|July 3, 2000 |
Senate Signals Opposition to Bid
For Sprint by Deutsche Telekom
By JOHN R. WILKE
Staff Reporter of THE WALL STREET JOURNAL
WASHINGTON -- Senate leaders signaled opposition to a possible attempted takeover of Sprint Corp. by German phone giant Deutsche Telekom AG.
In a sternly worded letter sent Friday to Federal Communications Commission Chairman William Kennard, 30 senators called any such bid by a foreign government-owned company "contrary to U.S. law, and inconsistent with our policy to promote competition and maintain a secure communications system for our national security."
The move introduces a new political element to the drama over the future of Sprint, which last year agreed to be acquired by WorldCom Inc. for $129 billion in stock. But the deal has been challenged by U.S. and European antitrust enforcers and is expected to fall apart.

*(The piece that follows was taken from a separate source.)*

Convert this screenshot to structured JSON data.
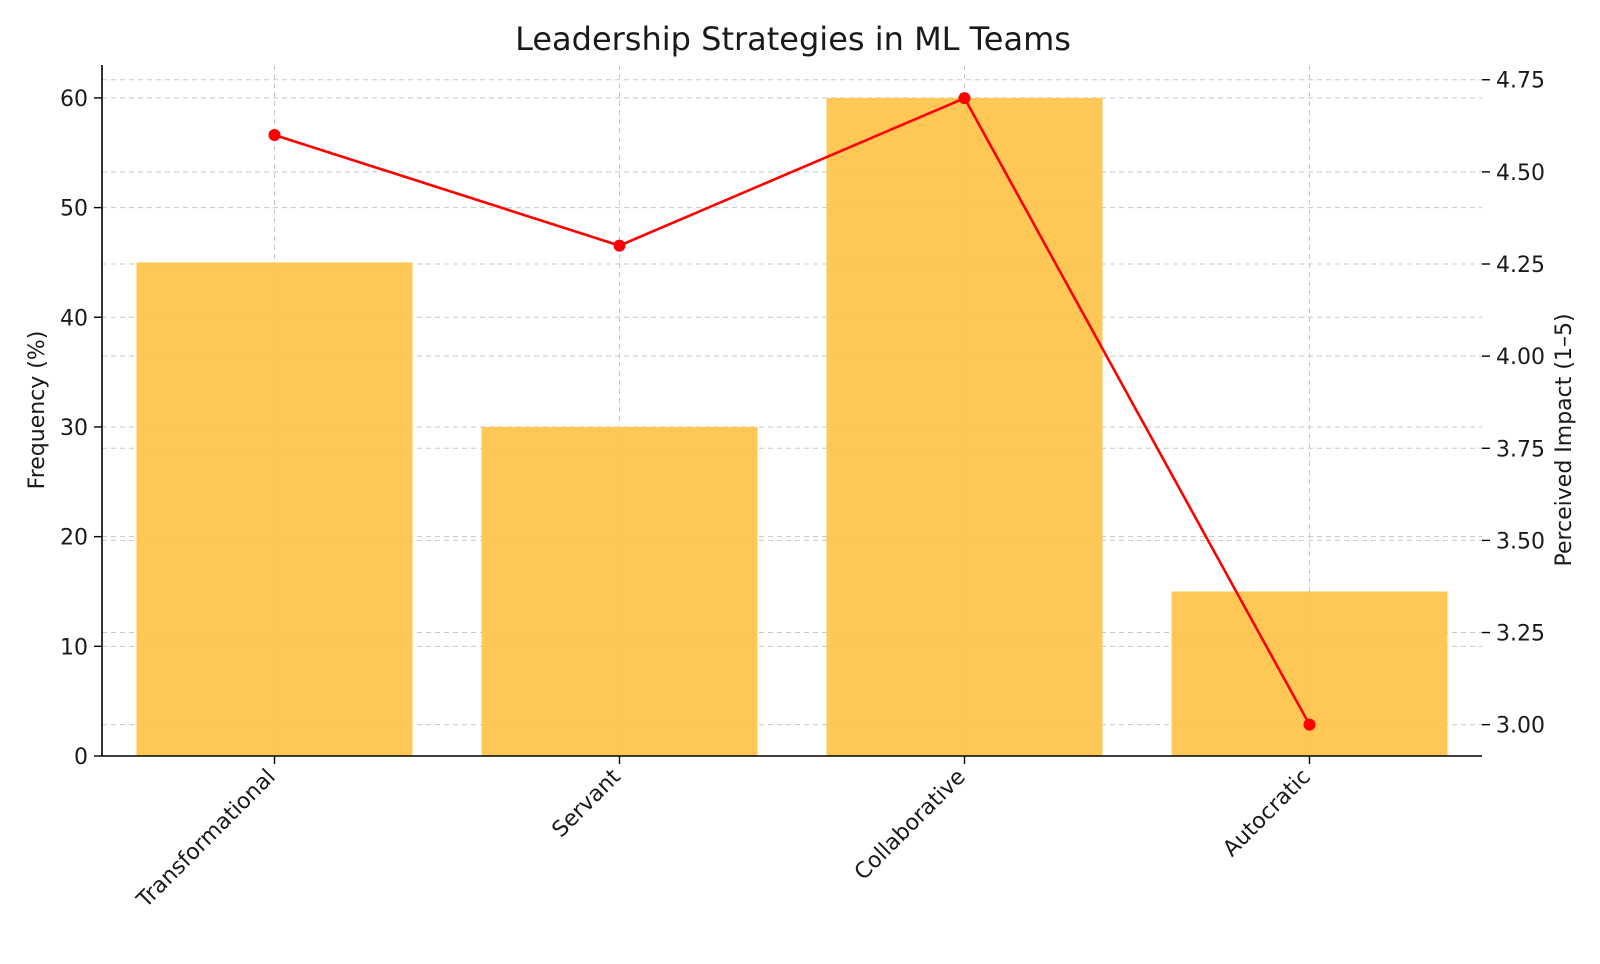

The letter by Democrat Ernest F. Hollings of South Carolina won bipartisan support including Senate Majority Leader Trent Lott of Mississippi and Minority Leader Tom Daschle of South Dakota.
"We are not opposed to foreign investment in U.S. communications forms," the senators wrote. "For example, there was no objections to Vodafone's purchase of AirTouch or France Telecom's holding a noncontrolling 10% interest in Sprint." But they noted that U.S. law bars transfer of FCC licenses to companies that are more than 25%-owned by a foreign government.
In recent years, the FCC has waived some ownership restrictions for World Trade Organization member countries, but the policy hasn't yet been tested by a major U.S. acquisition by a foreign government-owned company.
Mr. Kennard declined to comment on the matter Friday. But an FCC official acknowledged any such deal would get careful scrutiny.
"We're not going to prejudge anything. We would analyze any risk to competition and whether the transaction is in the public interest, just as we would do in any other deal," the official said Saturday.
The lawmakers' letter notes that other WTO-member countries also bar foreign government ownership of telecommunications companies. Italy, Spain and Hong Kong already impose restrictions, and "U.S. regulators should be similarly skeptical," the letter said.
Sen. Hollings last week introduced legislation that would forbid the FCC from waiving U.S. ownership restrictions for companies that are more than 25% government-owned, even if that government belongs to a WTO member. In introducing the bill, Sen. Hollings said that Deutsche Telekom "operates from a protected home market," as do the French and Japanese telephone firms, and that these companies would have an unfair advantage in the U.S. market. He also suggested that European regulators acted to protect the interests of government-owned companies. "Government ownership of commercial assets results in significant marketplace distortion," conferring easy access to capital and favorable interest rates, he said.
Deutsche Telekom, which retains monopoly power in its home market, is 59%-owned by the German government. Its executives have made no secret of their interest in a U.S. acquisition, and the company is believed to be the most likely bidder to step forward with a bid for Sprint, in which it already has a 10% stake. One Deutsche Telekom official, who said Sprint was discussed at a management board meeting of the German company last week, called the situation "a new alternative that we hadn't expected would arise."